La Chiesa ha cambiato strategia?

In cambio della rinuncia a ingerirsi nella sua politica, lo Stato italiano versa ogni anno migliaia di miliardi nelle casse della Chiesa.
Eppure questa, venendo meno agli impegni assunti con la fima del Concordato, ha cominciato a ficcare il naso con una petulanza sempre più arrogante nella vita privata degli italiani, dei quali pretende, senza tenere in nessun conto il carattere laico dello Stato, di condizionare le scelte politiche, arrivando a configurare una vera e propria espropriazione delle loro prerogative costituzionali.
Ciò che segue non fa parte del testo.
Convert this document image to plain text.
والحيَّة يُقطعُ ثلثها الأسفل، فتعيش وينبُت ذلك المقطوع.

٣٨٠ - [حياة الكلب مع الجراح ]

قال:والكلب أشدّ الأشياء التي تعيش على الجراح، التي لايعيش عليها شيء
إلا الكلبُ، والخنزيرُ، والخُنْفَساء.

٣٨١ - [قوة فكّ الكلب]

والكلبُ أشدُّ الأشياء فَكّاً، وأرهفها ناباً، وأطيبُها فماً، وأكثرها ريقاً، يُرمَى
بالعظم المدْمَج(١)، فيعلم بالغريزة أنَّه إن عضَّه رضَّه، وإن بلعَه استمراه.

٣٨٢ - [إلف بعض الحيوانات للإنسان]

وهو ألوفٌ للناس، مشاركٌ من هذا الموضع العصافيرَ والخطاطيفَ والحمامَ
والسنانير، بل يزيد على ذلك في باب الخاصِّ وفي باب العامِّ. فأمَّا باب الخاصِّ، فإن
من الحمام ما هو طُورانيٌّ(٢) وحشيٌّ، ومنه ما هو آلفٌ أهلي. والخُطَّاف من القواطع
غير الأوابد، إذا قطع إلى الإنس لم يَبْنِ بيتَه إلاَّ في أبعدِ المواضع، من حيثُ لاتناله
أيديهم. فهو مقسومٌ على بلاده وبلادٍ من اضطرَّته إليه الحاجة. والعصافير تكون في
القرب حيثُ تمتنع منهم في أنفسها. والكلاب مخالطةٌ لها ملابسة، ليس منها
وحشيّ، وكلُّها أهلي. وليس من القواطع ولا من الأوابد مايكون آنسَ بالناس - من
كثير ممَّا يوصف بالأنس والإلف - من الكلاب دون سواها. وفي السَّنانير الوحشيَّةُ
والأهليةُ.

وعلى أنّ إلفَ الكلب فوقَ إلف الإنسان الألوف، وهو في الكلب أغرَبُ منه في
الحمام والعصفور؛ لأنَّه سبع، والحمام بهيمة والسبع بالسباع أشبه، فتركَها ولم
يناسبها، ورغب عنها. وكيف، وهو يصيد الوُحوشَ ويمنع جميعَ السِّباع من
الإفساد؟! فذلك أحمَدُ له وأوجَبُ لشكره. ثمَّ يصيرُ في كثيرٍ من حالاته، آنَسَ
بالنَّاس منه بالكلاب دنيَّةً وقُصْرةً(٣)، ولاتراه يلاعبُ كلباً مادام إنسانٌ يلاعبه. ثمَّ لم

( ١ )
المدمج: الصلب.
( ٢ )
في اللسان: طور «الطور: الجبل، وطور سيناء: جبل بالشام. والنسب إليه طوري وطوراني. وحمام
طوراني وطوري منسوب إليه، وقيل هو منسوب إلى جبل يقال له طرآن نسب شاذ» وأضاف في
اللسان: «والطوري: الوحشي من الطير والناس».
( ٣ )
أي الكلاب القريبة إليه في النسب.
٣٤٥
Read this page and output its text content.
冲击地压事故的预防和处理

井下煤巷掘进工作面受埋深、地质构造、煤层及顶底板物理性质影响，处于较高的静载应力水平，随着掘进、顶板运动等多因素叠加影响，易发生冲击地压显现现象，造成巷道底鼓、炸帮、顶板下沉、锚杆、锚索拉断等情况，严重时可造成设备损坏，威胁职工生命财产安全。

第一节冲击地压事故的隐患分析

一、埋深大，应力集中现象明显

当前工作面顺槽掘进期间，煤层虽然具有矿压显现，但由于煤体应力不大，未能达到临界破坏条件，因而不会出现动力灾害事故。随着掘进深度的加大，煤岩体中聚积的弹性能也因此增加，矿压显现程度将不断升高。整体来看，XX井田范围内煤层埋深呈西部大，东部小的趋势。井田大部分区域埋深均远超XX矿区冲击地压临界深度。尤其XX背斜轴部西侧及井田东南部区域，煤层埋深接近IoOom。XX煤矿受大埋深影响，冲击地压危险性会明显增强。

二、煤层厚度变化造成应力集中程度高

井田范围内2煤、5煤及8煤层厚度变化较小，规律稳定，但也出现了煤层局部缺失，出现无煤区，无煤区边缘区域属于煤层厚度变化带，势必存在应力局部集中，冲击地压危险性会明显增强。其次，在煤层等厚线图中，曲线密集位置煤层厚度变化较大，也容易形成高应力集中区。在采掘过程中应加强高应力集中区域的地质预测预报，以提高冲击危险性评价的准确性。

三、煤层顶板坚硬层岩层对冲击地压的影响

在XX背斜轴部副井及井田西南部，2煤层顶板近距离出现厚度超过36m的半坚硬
Negli ultimi tempi poi la sua improntitudine ha superato il limite di guardia, allorché ha minacciato di mandare all'inferno chiunque, nel referendum sulla procreazione assistita, si fosse arrischiato a seguire le indicazioni di voto del centro sinistra, distruttore di embrioni, mentre, a distanza di pochi mesi, nel referendum sulla devolution, si è schierata contro le indicazioni di voto del centro destra.
Da questi giri di valzer mi sembra di poter dedurre che la Chiesa si è resa conto che la marcia di allontanamento dei fedeli dal suo magistero si va facendo inarrestabile e questo l'ha indotta a cambiare strategia, per poter continuare a salvaguardare i suoi interessi e i suoi privilegi.
In altre parole le gerarchie vaticane, constatato che gli italiani si stanno rapidamente liberando dai sensi di colpa di cui sono stati gravati nel corso dei secoli,  ha dovuto spostare lo scontro con i non credenti dal piano religioso a quello politico.